Mountain Community Homes (the privatized partner) manages on-post — multiple housing areas across the cantonment; waitlists short to moderate. On-post housing is strongly recommended over off-post Watertown for the winter commute reason alone — black ice and whiteouts on Route 11 and I-81 are not theoretical hazards. Off-post: Watertown city neighborhoods are mixed; Sackets Harbor (15 min, lakeside) is charming and pricier; Carthage and West Carthage (15-20 min north) are quieter small towns with cheaper housing; Evans Mills sits between post and Watertown and is military-heavy.
Indian River CSD (Evans Mills, serves much of the on-post and surrounding military population) is solid and accustomed to deployment-cycle student turnover. Carthage Central is the other strong option. Watertown City Schools are mid-tier. South Jefferson CSD (toward Sackets Harbor) is well-regarded. On-post DoDEA elementaries (Bandit, Sandy Knoll, etc.) are reliable through PCS cycles. No DoDEA middle/high — that transition forces a school move.

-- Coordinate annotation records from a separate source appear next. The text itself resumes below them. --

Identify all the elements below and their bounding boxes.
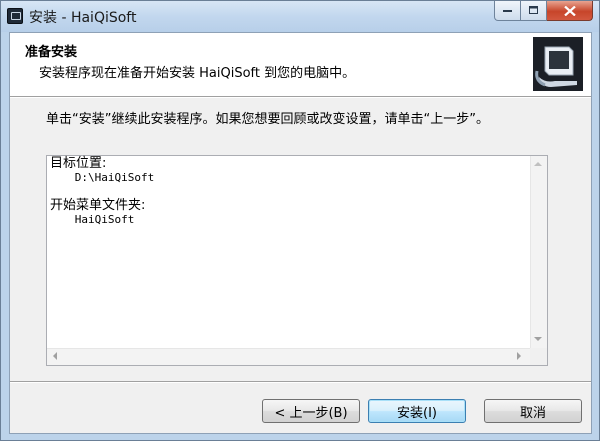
destination-value: D:\HaiQiSoft — [74, 171, 155, 184]
title-bar[interactable]: 安装 - HaiQiSoft — [1, 1, 599, 32]
caption-buttons — [494, 1, 593, 21]
destination-label: 目标位置: — [50, 156, 107, 171]
back-button[interactable]: < 上一步(B) — [262, 399, 360, 423]
scroll-right-arrow-icon[interactable] — [517, 352, 521, 360]
page-subtitle: 安装程序现在准备开始安装 HaiQiSoft 到您的电脑中。 — [39, 66, 356, 81]
scrollbar-corner — [530, 348, 547, 365]
footer-separator — [10, 381, 591, 383]
memo-content: 目标位置: D:\HaiQiSoft 开始菜单文件夹: HaiQiSoft — [50, 157, 154, 227]
maximize-button[interactable] — [521, 1, 547, 21]
minimize-icon — [502, 9, 512, 12]
header-separator — [10, 96, 591, 98]
scroll-up-arrow-icon[interactable] — [534, 162, 542, 166]
maximize-icon — [528, 6, 538, 14]
start-menu-label: 开始菜单文件夹: — [50, 198, 146, 213]
start-menu-value: HaiQiSoft — [74, 213, 135, 226]
install-button[interactable]: 安装(I) — [368, 399, 466, 423]
app-icon — [7, 8, 23, 24]
window-title: 安装 - HaiQiSoft — [29, 10, 137, 26]
minimize-button[interactable] — [494, 1, 521, 21]
instruction-text: 单击“安装”继续此安装程序。如果您想要回顾或改变设置，请单击“上一步”。 — [46, 112, 489, 127]
horizontal-scrollbar[interactable] — [47, 348, 530, 365]
scroll-left-arrow-icon[interactable] — [53, 352, 57, 360]
wizard-header: 准备安装 安装程序现在准备开始安装 HaiQiSoft 到您的电脑中。 — [10, 33, 591, 96]
page-title: 准备安装 — [25, 45, 78, 60]
scroll-down-arrow-icon[interactable] — [534, 337, 542, 341]
setup-computer-icon — [531, 35, 585, 93]
installer-window: 安装 - HaiQiSoft 准备安装 安装程序现在准备开始安装 HaiQiSo… — [0, 0, 600, 441]
ready-memo-box[interactable]: 目标位置: D:\HaiQiSoft 开始菜单文件夹: HaiQiSoft — [46, 155, 548, 366]
close-icon — [563, 5, 576, 16]
close-button[interactable] — [547, 1, 593, 21]
wizard-client-area: 准备安装 安装程序现在准备开始安装 HaiQiSoft 到您的电脑中。 单击“安… — [9, 32, 592, 434]
vertical-scrollbar[interactable] — [530, 156, 547, 348]
cancel-button[interactable]: 取消 — [484, 399, 582, 423]
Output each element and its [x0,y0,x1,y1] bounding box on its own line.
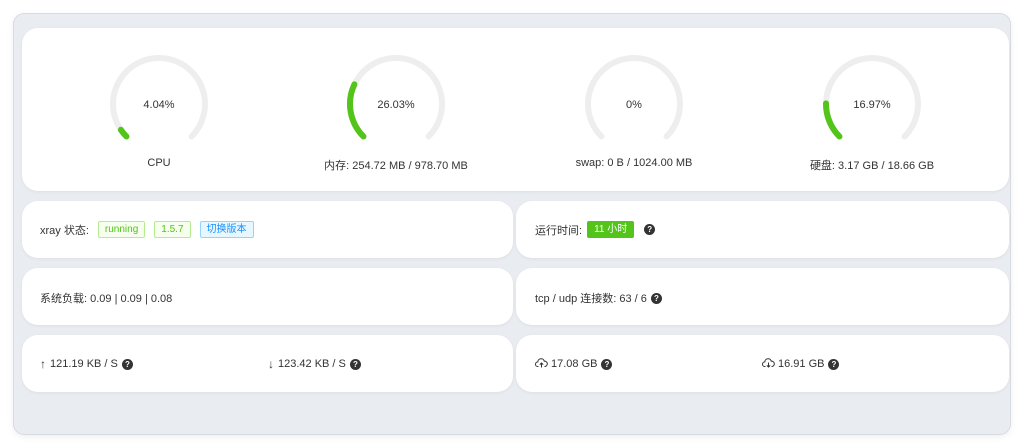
switch-version-button[interactable]: 切换版本 [199,221,254,238]
upload-speed: 121.19 KB / S [50,358,118,370]
xray-status-card: xray 状态: running 1.5.7 切换版本 [22,201,513,258]
help-icon[interactable]: ? [601,358,613,370]
xray-status-badge: running [97,221,146,238]
disk-label: 硬盘: 3.17 GB / 18.66 GB [809,160,935,172]
cloud-upload-icon [535,357,548,371]
system-load-text: 系统负载: 0.09 | 0.09 | 0.08 [40,293,173,305]
cloud-download-icon [762,357,775,371]
gauge-track [823,55,921,140]
help-icon[interactable]: ? [650,292,662,304]
arrow-up-icon: ↑ [40,357,46,371]
swap-gauge: 0% swap: 0 B / 1024.00 MB [534,54,734,184]
gauge-track [347,55,445,140]
help-icon[interactable]: ? [644,224,656,235]
traffic-received: 16.91 GB [778,358,825,370]
disk-percent: 16.97% [853,99,891,111]
gauge-track [110,55,208,140]
help-icon[interactable]: ? [828,358,840,370]
xray-version-badge: 1.5.7 [154,221,191,238]
uptime-badge: 11 小时 [587,221,635,238]
arrow-down-icon: ↓ [268,357,274,371]
cpu-percent: 4.04% [143,99,175,111]
download-speed: 123.42 KB / S [278,358,346,370]
gauge-track [585,55,683,140]
uptime-label: 运行时间: [535,224,583,237]
swap-label: swap: 0 B / 1024.00 MB [575,157,693,169]
system-load-card: 系统负载: 0.09 | 0.09 | 0.08 [22,268,513,325]
swap-percent: 0% [626,99,642,111]
gauge-fill [117,126,130,140]
disk-gauge: 16.97% 硬盘: 3.17 GB / 18.66 GB [772,54,972,184]
cpu-label: CPU [147,157,171,169]
memory-label: 内存: 254.72 MB / 978.70 MB [324,160,468,172]
traffic-sent: 17.08 GB [551,358,598,370]
connections-text: tcp / udp 连接数: 63 / 6 [535,293,647,305]
help-icon[interactable]: ? [349,358,361,370]
cpu-gauge: 4.04% CPU [59,54,259,184]
memory-gauge: 26.03% 内存: 254.72 MB / 978.70 MB [296,54,496,184]
uptime-card: 运行时间: 11 小时 ? [516,201,1009,258]
network-speed-card: ↑ 121.19 KB / S ? ↓ 123.42 KB / S ? [22,335,513,392]
network-traffic-card: 17.08 GB ? 16.91 GB ? [516,335,1009,392]
status-gauges-card: 4.04% CPU 26.03% 内存: 254.72 MB / 978.70 … [22,28,1009,191]
help-icon[interactable]: ? [121,358,133,370]
xray-status-label: xray 状态: [40,224,89,237]
memory-percent: 26.03% [377,99,415,111]
connections-card: tcp / udp 连接数: 63 / 6 ? [516,268,1009,325]
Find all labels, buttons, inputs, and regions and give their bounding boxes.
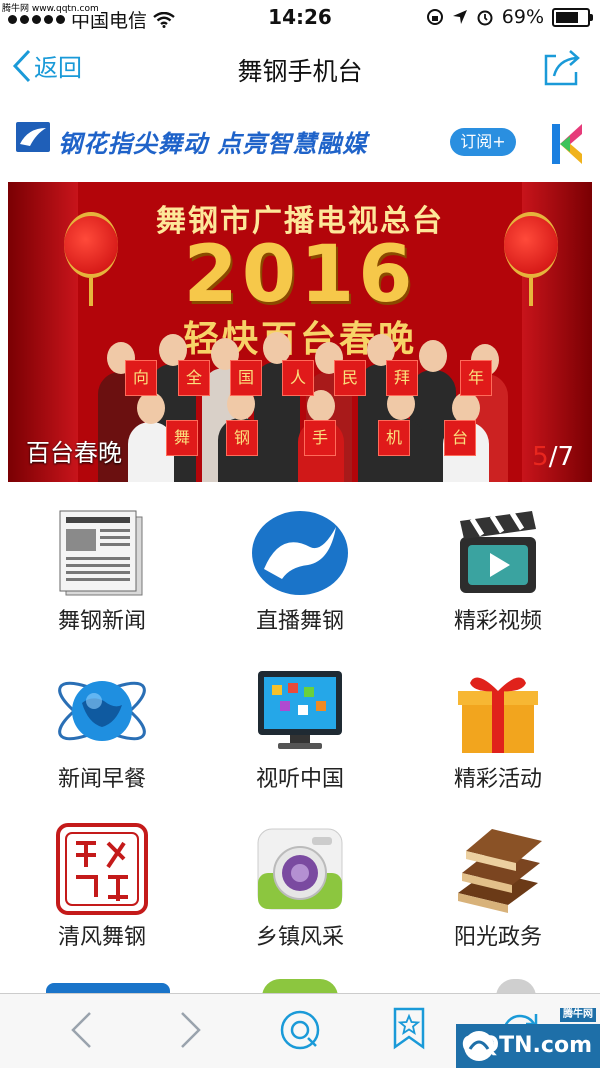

10th Mountain runs the highest deployment tempo in the conventional Army's light-infantry community — JRTC rotations, Combined Joint Task Force Operation Inherent Resolve, Atlantic Resolve, African and EUCOM-aligned deployments, and the standing CENTCOM small-footprint commitments fill the calendar. Brigade combat teams typically rotate through 9-12 month cycles with deployment, reset, and train-up phases. 10th Combat Aviation Brigade (AH-64E, UH-60M, CH-47F) runs hot alongside. Garrison-side units run calmer; the cultural gap between line BCT and post-support is wide.
An assignment that earns its reputation for tough winters and high deployment tempo, with one of the best cost-of-living-vs-BAH ratios in the conventional Army. Light infantry careerists thrive here; families have to be honest about Watertown.
Who Thrives Here
Not every base is for every service member. Match yourself to the room.
- 10TH MOUNTAIN / LIGHT-INFANTRY CAREERISTS
10th Mountain Division is the most-deployed division in the post-9/11 Army. Career signal for 11-series light infantry and 13-series light artillery is permanent — Drum is on every infantry career timeline.
- COLD-WEATHER & MOUNTAIN OUTDOORS TYPES
Adirondacks (90 min), Tug Hill Plateau snowmobiling, Black Lake/St. Lawrence River fishing, and Whiteface/Gore Mountain skiing within 2 hrs. If you came to outwork the winter, North Country is a structural fit.
- NO-TAX-STATE BANKERS
Watertown 3BR rents run $800-$1,200 against $1,893 BAH (E-5 deps). Combined with TX/FL/TN/WA SLR, Drum is one of the highest cash-flow conventional posts in the Army.
- SINGLE & DUAL-INCOME SOLDIERS
Spouse employment market is genuinely thin (Watertown economy revolves around the post), but for single soldiers and remote-work dual-income families, the cost-of-living math is unmatched.